Another source of humour in Derry Girls, and a likely contributor to the show’s popularity, is the idiosyncrasies of Derry and its inhabitants. While I’ve never liked the assertion that ‘X’ location is “another character in the film/TV show”– in this case, “Derry is another character in the show” – as I think it’s the sort of empty platitude critics like to say to sound clever and insightful, the location certainly makes the show distinctive, not least in the characters’ accents and slang words. Outsiders may need subtitles and a glossary to work out what the characters are saying at times. Words like “now” and “car” are pronounced “noy” and “cyah” for example (if that sounds a bit patronising, I’m from Yorkshire so feel free to read this in a mock ‘ee by gum’ voice).
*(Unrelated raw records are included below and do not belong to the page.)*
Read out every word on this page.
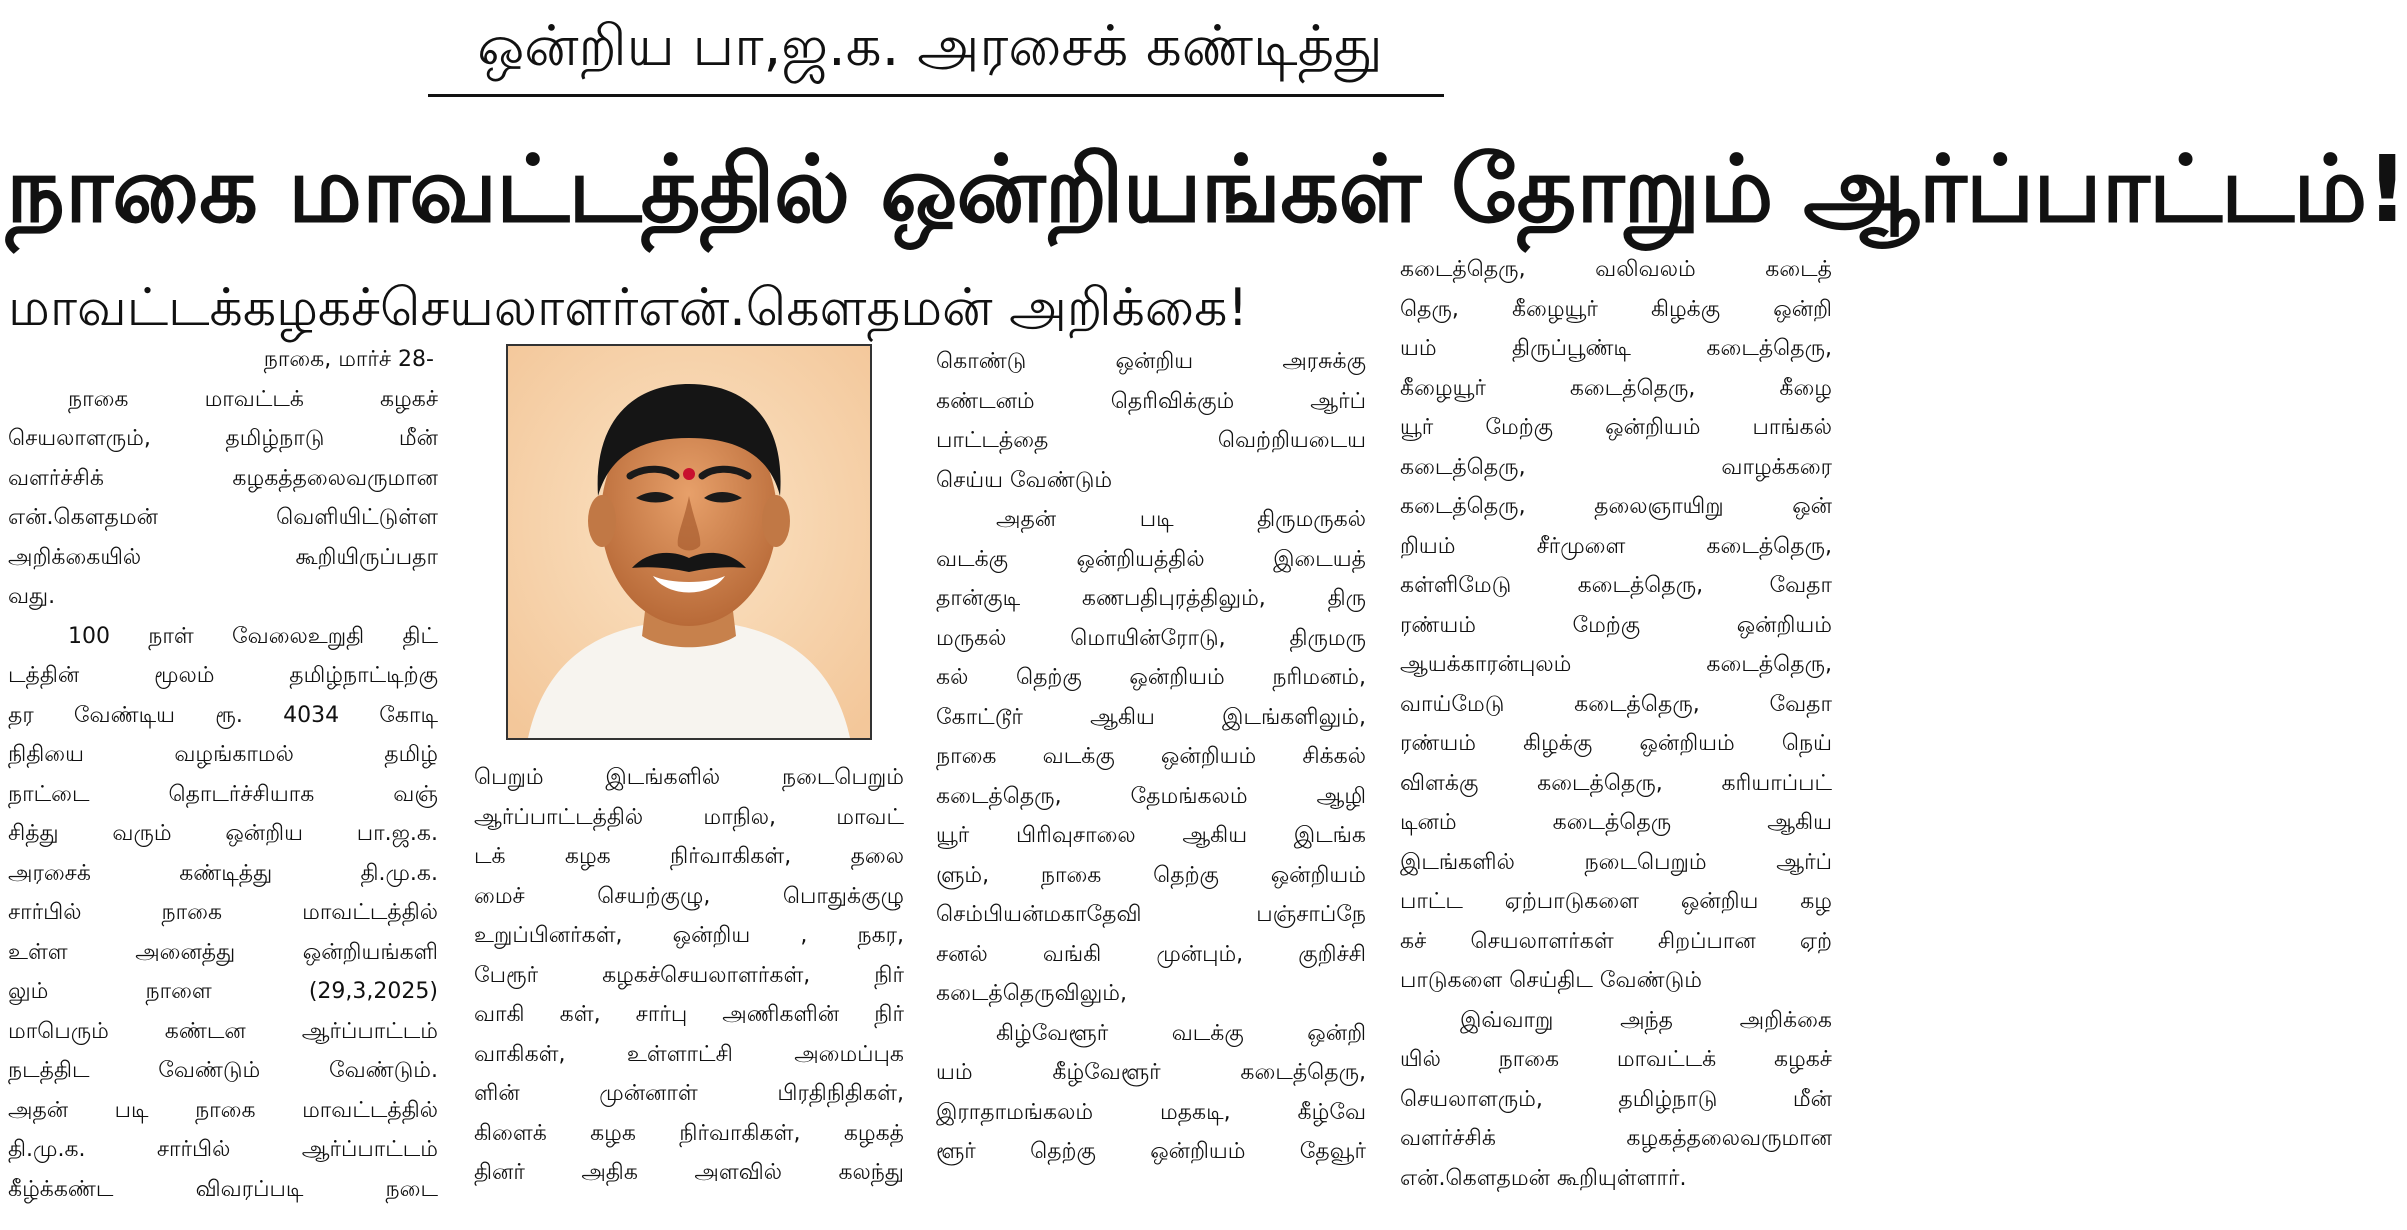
ஒன்றிய பா,ஜ.க. அரசைக் கண்டித்து
நாகை மாவட்டத்தில் ஒன்றியங்கள் தோறும் ஆர்ப்பாட்டம்!
மாவட்டக்கழகச்செயலாளர்என்.கௌதமன் அறிக்கை!
நாகை, மார்ச் 28-
நாகை மாவட்டக் கழகச்
செயலாளரும், தமிழ்நாடு மீன்
வளர்ச்சிக் கழகத்தலைவருமான
என்.கௌதமன் வெளியிட்டுள்ள
அறிக்கையில் கூறியிருப்பதா
வது.
100 நாள் வேலைஉறுதி திட்
டத்தின் மூலம் தமிழ்நாட்டிற்கு
தர வேண்டிய ரூ. 4034 கோடி
நிதியை வழங்காமல் தமிழ்
நாட்டை தொடர்ச்சியாக வஞ்
சித்து வரும் ஒன்றிய பா.ஜ.க.
அரசைக் கண்டித்து தி.மு.க.
சார்பில் நாகை மாவட்டத்தில்
உள்ள அனைத்து ஒன்றியங்களி
லும் நாளை (29,3,2025)
மாபெரும் கண்டன ஆர்ப்பாட்டம்
நடத்திட வேண்டும் வேண்டும்.
அதன் படி நாகை மாவட்டத்தில்
தி.மு.க. சார்பில் ஆர்ப்பாட்டம்
கீழ்க்கண்ட விவரப்படி நடை
பெறும் இடங்களில் நடைபெறும்
ஆர்ப்பாட்டத்தில் மாநில, மாவட்
டக் கழக நிர்வாகிகள், தலை
மைச் செயற்குழு, பொதுக்குழு
உறுப்பினர்கள், ஒன்றிய , நகர,
பேரூர் கழகச்செயலாளர்கள், நிர்
வாகி கள், சார்பு அணிகளின் நிர்
வாகிகள், உள்ளாட்சி அமைப்புக
ளின் முன்னாள் பிரதிநிதிகள்,
கிளைக் கழக நிர்வாகிகள், கழகத்
தினர் அதிக அளவில் கலந்து
கொண்டு ஒன்றிய அரசுக்கு
கண்டனம் தெரிவிக்கும் ஆர்ப்
பாட்டத்தை வெற்றியடைய
செய்ய வேண்டும்
அதன் படி திருமருகல்
வடக்கு ஒன்றியத்தில் இடையத்
தான்குடி கணபதிபுரத்திலும், திரு
மருகல் மொயின்ரோடு, திருமரு
கல் தெற்கு ஒன்றியம் நரிமனம்,
கோட்டூர் ஆகிய இடங்களிலும்,
நாகை வடக்கு ஒன்றியம் சிக்கல்
கடைத்தெரு, தேமங்கலம் ஆழி
யூர் பிரிவுசாலை ஆகிய இடங்க
ளும், நாகை தெற்கு ஒன்றியம்
செம்பியன்மகாதேவி பஞ்சாப்நே
சனல் வங்கி முன்பும், குறிச்சி
கடைத்தெருவிலும்,
கிழ்வேளூர் வடக்கு ஒன்றி
யம் கீழ்வேளூர் கடைத்தெரு,
இராதாமங்கலம் மதகடி, கீழ்வே
ளூர் தெற்கு ஒன்றியம் தேவூர்
கடைத்தெரு, வலிவலம் கடைத்
தெரு, கீழையூர் கிழக்கு ஒன்றி
யம் திருப்பூண்டி கடைத்தெரு,
கீழையூர் கடைத்தெரு, கீழை
யூர் மேற்கு ஒன்றியம் பாங்கல்
கடைத்தெரு, வாழக்கரை
கடைத்தெரு, தலைஞாயிறு ஒன்
றியம் சீர்முளை கடைத்தெரு,
கள்ளிமேடு கடைத்தெரு, வேதா
ரண்யம் மேற்கு ஒன்றியம்
ஆயக்காரன்புலம் கடைத்தெரு,
வாய்மேடு கடைத்தெரு, வேதா
ரண்யம் கிழக்கு ஒன்றியம் நெய்
விளக்கு கடைத்தெரு, கரியாப்பட்
டினம் கடைத்தெரு ஆகிய
இடங்களில் நடைபெறும் ஆர்ப்
பாட்ட ஏற்பாடுகளை ஒன்றிய கழ
கச் செயலாளர்கள் சிறப்பான ஏற்
பாடுகளை செய்திட வேண்டும்
இவ்வாறு அந்த அறிக்கை
யில் நாகை மாவட்டக் கழகச்
செயலாளரும், தமிழ்நாடு மீன்
வளர்ச்சிக் கழகத்தலைவருமான
என்.கௌதமன் கூறியுள்ளார்.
Examples of slang prominent in the show include calling sex or an attractive person a ‘ride’, a stupid person is a ‘dose’, to be sick/throw up is to ‘boke’, an expression similar to ‘pull the other one!’ is “catch yourself on”, a child or young person is a “wain” (i.e. – wee ‘un – wee one – little one – child) and anything good is ‘cracker’. While the accent and slang may alienate some viewers, for many others it makes the show and characters unique and interesting. Without getting too political, the desire and appeal for distinctive places and people as shown here is, I believe, one of the motivations driving the nationalist impulses that led to Brexit and Donald Trump even if many fans of Derry Girls, and the writer Lisa McGee, are in opposition to both these political events.